GROUPE/AUTEUR:

RATT

(ETATS UNIS)

TITRE:
COLLAGE (1997)
LABEL:
AUTRE LABEL
GENRE:
HARD ROCK

""Collage" porte bien son nom et doit être pris pour ce qu'il est, à savoir le témoignage d'un groupe tentant de se relever après avoir traversé quelques années difficiles."
LOLOCELTIC - 04.07.2016 - (0) Avis des lecteurs - (0) commentaire(s)
2/5
Alors que "Detonator" (1990) possédait toutes les qualités pour être un succès, le désintérêt grandissant pour le groupe et le style glam-metal en général ne permettent pas à Ratt de réussir à toucher un public suffisant. L'unité affichée jusque-là par le groupe va alors se fissurer de toutes parts. C'est d'abord Robin Crosby qui va craquer, renforcé en cela par l'abus de substances illicites. Lors d'un concert à Tokyo, il se trompe de guitare mais continue à jouer de longues minutes avant de se rendre compte que son instrument ne produit aucun son. Il quitte alors la scène, puis le groupe qui finit la tournée avec Michael Schenker qui le suppléait au pied levé. Ce dernier quitte la formation californienne à son tour à la fin de la tournée et n'est pas remplacé. C'est sous forme de quatuor que les rongeurs enregistrent le single 'Nobody Rides For Free'. Ce titre faisant partie de la BO du cultissime film Point Break relance très brièvement le combo qui en profite pour sortir une compilation intitulée "Ratt'n'Roll 8191" (1991). L'embellie se révèle malheureusement de courte durée et Ratt perd son label en 1992 avant de splitter. Il se reforme cependant en 1996 mais toujours sans Robin Crosby, et également sans Juan Croucier qui cède son poste de bassiste à Robbie Crane (ex Vince Neil).
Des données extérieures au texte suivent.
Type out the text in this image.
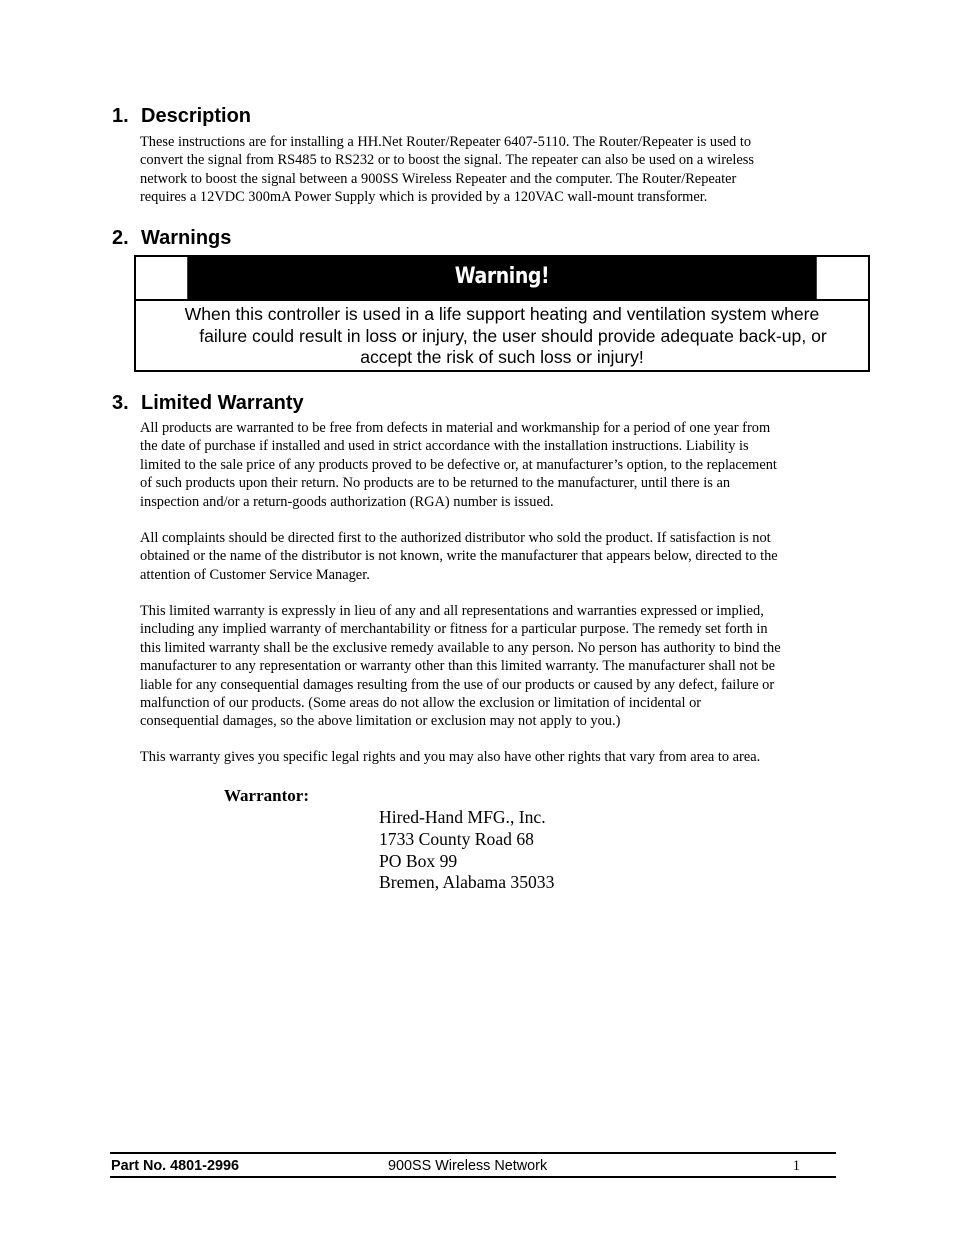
1. Description
These instructions are for installing a HH.Net Router/Repeater 6407-5110. The Router/Repeater is used to
convert the signal from RS485 to RS232 or to boost the signal. The repeater can also be used on a wireless
network to boost the signal between a 900SS Wireless Repeater and the computer. The Router/Repeater
requires a 12VDC 300mA Power Supply which is provided by a 120VAC wall-mount transformer.
2. Warnings
Warning!
When this controller is used in a life support heating and ventilation system where
failure could result in loss or injury, the user should provide adequate back-up, or
accept the risk of such loss or injury!
3. Limited Warranty
All products are warranted to be free from defects in material and workmanship for a period of one year from
the date of purchase if installed and used in strict accordance with the installation instructions. Liability is
limited to the sale price of any products proved to be defective or, at manufacturer’s option, to the replacement
of such products upon their return. No products are to be returned to the manufacturer, until there is an
inspection and/or a return-goods authorization (RGA) number is issued.
All complaints should be directed first to the authorized distributor who sold the product. If satisfaction is not
obtained or the name of the distributor is not known, write the manufacturer that appears below, directed to the
attention of Customer Service Manager.
This limited warranty is expressly in lieu of any and all representations and warranties expressed or implied,
including any implied warranty of merchantability or fitness for a particular purpose. The remedy set forth in
this limited warranty shall be the exclusive remedy available to any person. No person has authority to bind the
manufacturer to any representation or warranty other than this limited warranty. The manufacturer shall not be
liable for any consequential damages resulting from the use of our products or caused by any defect, failure or
malfunction of our products. (Some areas do not allow the exclusion or limitation of incidental or
consequential damages, so the above limitation or exclusion may not apply to you.)
This warranty gives you specific legal rights and you may also have other rights that vary from area to area.
Warrantor:
Hired-Hand MFG., Inc.
1733 County Road 68
PO Box 99
Bremen, Alabama 35033
Part No. 4801-2996	900SS Wireless Network	1
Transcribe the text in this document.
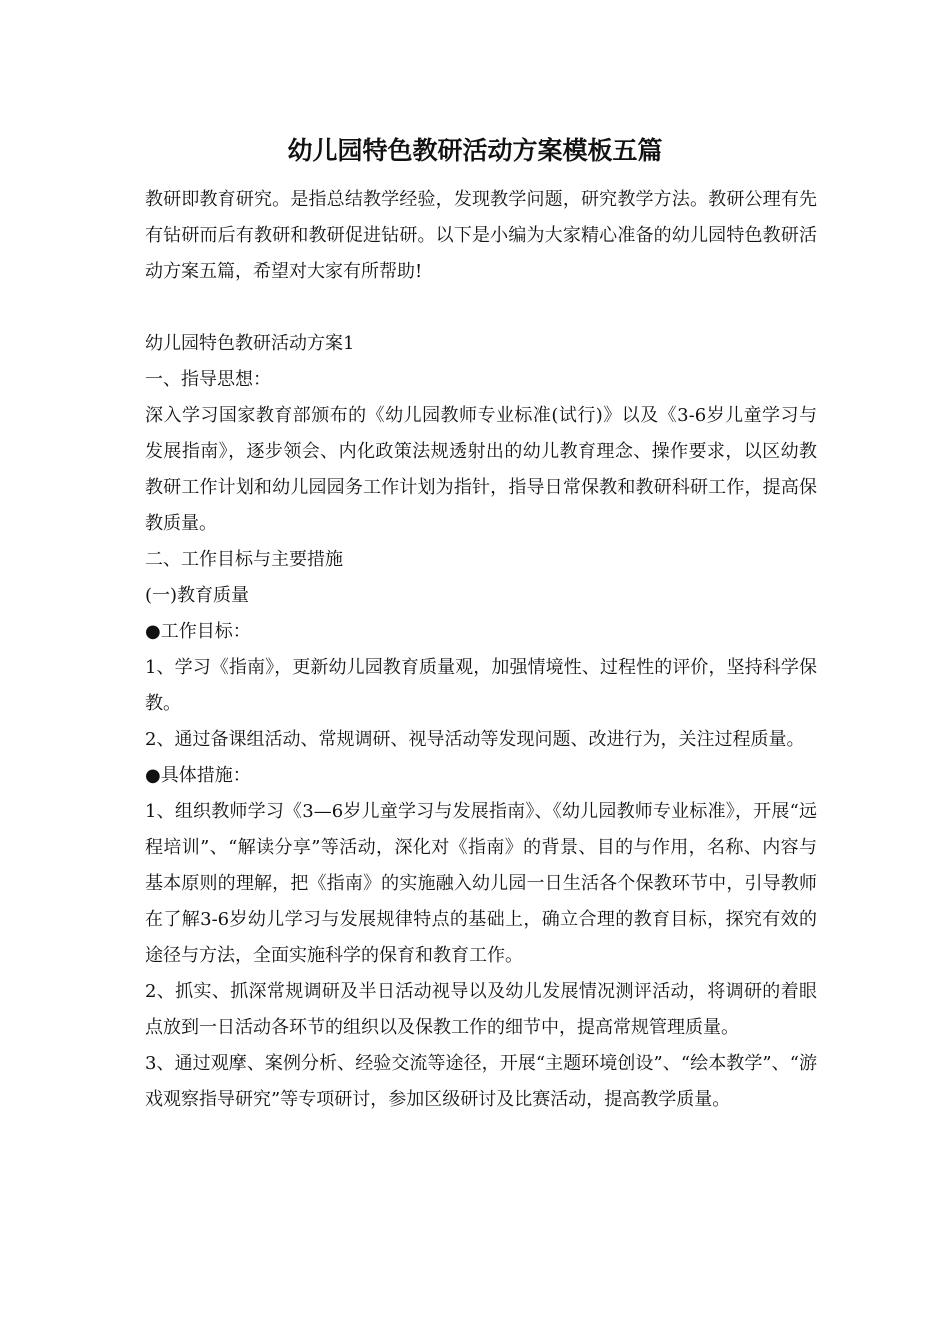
幼儿园特色教研活动方案模板五篇

教研即教育研究。是指总结教学经验，发现教学问题，研究教学方法。教研公理有先有钻研而后有教研和教研促进钻研。以下是小编为大家精心准备的幼儿园特色教研活动方案五篇，希望对大家有所帮助!

幼儿园特色教研活动方案1

一、指导思想：

深入学习国家教育部颁布的《幼儿园教师专业标准(试行)》以及《3-6岁儿童学习与发展指南》，逐步领会、内化政策法规透射出的幼儿教育理念、操作要求，以区幼教教研工作计划和幼儿园园务工作计划为指针，指导日常保教和教研科研工作，提高保教质量。

二、工作目标与主要措施

(一)教育质量

●工作目标：

1、学习《指南》，更新幼儿园教育质量观，加强情境性、过程性的评价，坚持科学保教。

2、通过备课组活动、常规调研、视导活动等发现问题、改进行为，关注过程质量。

●具体措施：

1、组织教师学习《3—6岁儿童学习与发展指南》、《幼儿园教师专业标准》，开展“远程培训”、“解读分享”等活动，深化对《指南》的背景、目的与作用，名称、内容与基本原则的理解，把《指南》的实施融入幼儿园一日生活各个保教环节中，引导教师在了解3-6岁幼儿学习与发展规律特点的基础上，确立合理的教育目标，探究有效的途径与方法，全面实施科学的保育和教育工作。

2、抓实、抓深常规调研及半日活动视导以及幼儿发展情况测评活动，将调研的着眼点放到一日活动各环节的组织以及保教工作的细节中，提高常规管理质量。

3、通过观摩、案例分析、经验交流等途径，开展“主题环境创设”、“绘本教学”、“游戏观察指导研究”等专项研讨，参加区级研讨及比赛活动，提高教学质量。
C'est dans ce contexte que sort "Collage" en 1997, compilation fourre-tout intégrant des relectures de titres de l'époque Mickey Ratt, des remix, des faces B et quelques inédits. Véritable prétexte à une nouvelle tournée, il ne faut pas trop attendre de cet opus qui brille plus par son intérêt historique qu'artistique. La production se révèle bien plus épurée et root que sur les précédentes livraisons des Californiens, et les compositions sont pour le moins inégales. L'absence de seconde guitare sur sept titres n'est pas étrangère au sentiment de vide sonore ressenti lors des premières écoutes. Elle permet cependant de mieux profiter du talent de Warren DeMartini qui multiplie les soli accrocheurs. Le six-cordiste est d'ailleurs le principal bénéficiaire de ce "Collage", même si Stephen Pearcy réussit à surprendre sur 'Mother Blues' durant lequel il fait preuve d'un feeling assez rare. Reprise d'un titre que le vocaliste avait composé à l'époque d'Arcade, projet monté avec Fred Coury (Cinderella) pendant le break de Ratt, ce morceau acoustique, interprété à deux guitares par Pearcy et DeMartini, dévoile une facette bluesy inconnue jusque-là. Pourtant, le riff obsédant et légèrement syncopé de l'introductif 'Steel River', version alternative du 'Railbreak' de Mickey Ratt, avait déjà donné un indice dans ce sens.

Pour le reste, le bon ('Diamond Time Again'), voire très bon (le rapide et cinglant 'Ratt Madness' et le groovy et mélodique 'Hold Tight') côtoie le sympathique sans être transcendant ('Dr. Rock', 'I Want It All'). Et puis il y a ce final sans aucun intérêt, enchaînant la version originale de 'Top Secret', certes plus spontanée mais inférieure à celle de "Detonator", un 'Take It Anyway' légèrement groovy mais qui ne se révèle pas impérissable, et le remix de 'Lovin' You's A Dirty Job'. En confiant ce titre à trois DJ américains, Pearcy et DeMartini permettent à ces derniers de transformer ce sommet de "Detonator" en véritable étron sonore, laissant finalement l'auditeur sur le sentiment de s'être fait embarquer dans une opération financière à l'intérêt artistique plus que limité.

Pourtant, le bilan final et objectif de l'écoute de cet opus reste loin d'être totalement négatif. Les trois survivants du line-up d'origine profitent d'une production plus légère pour laisser s'épanouir leur talent, même si le chant de Pearcy continuera de diviser, et plusieurs compositions se révèlent pour le moins intéressantes. Il n'en reste pas moins que "Collage" porte bien son nom et doit être pris pour ce qu'il est, à savoir le témoignage d'un groupe tentant de se relever après avoir traversé quelques années difficiles, et prêt à se relancer sur les routes pour retrouver le devant de la scène. Cette compilation ne laissera pas de souvenirs inoubliables, mais elle a l'avantage de faire preuve d'une certaine honnêteté malgré la tache laissée par certains morceaux plus que dispensables.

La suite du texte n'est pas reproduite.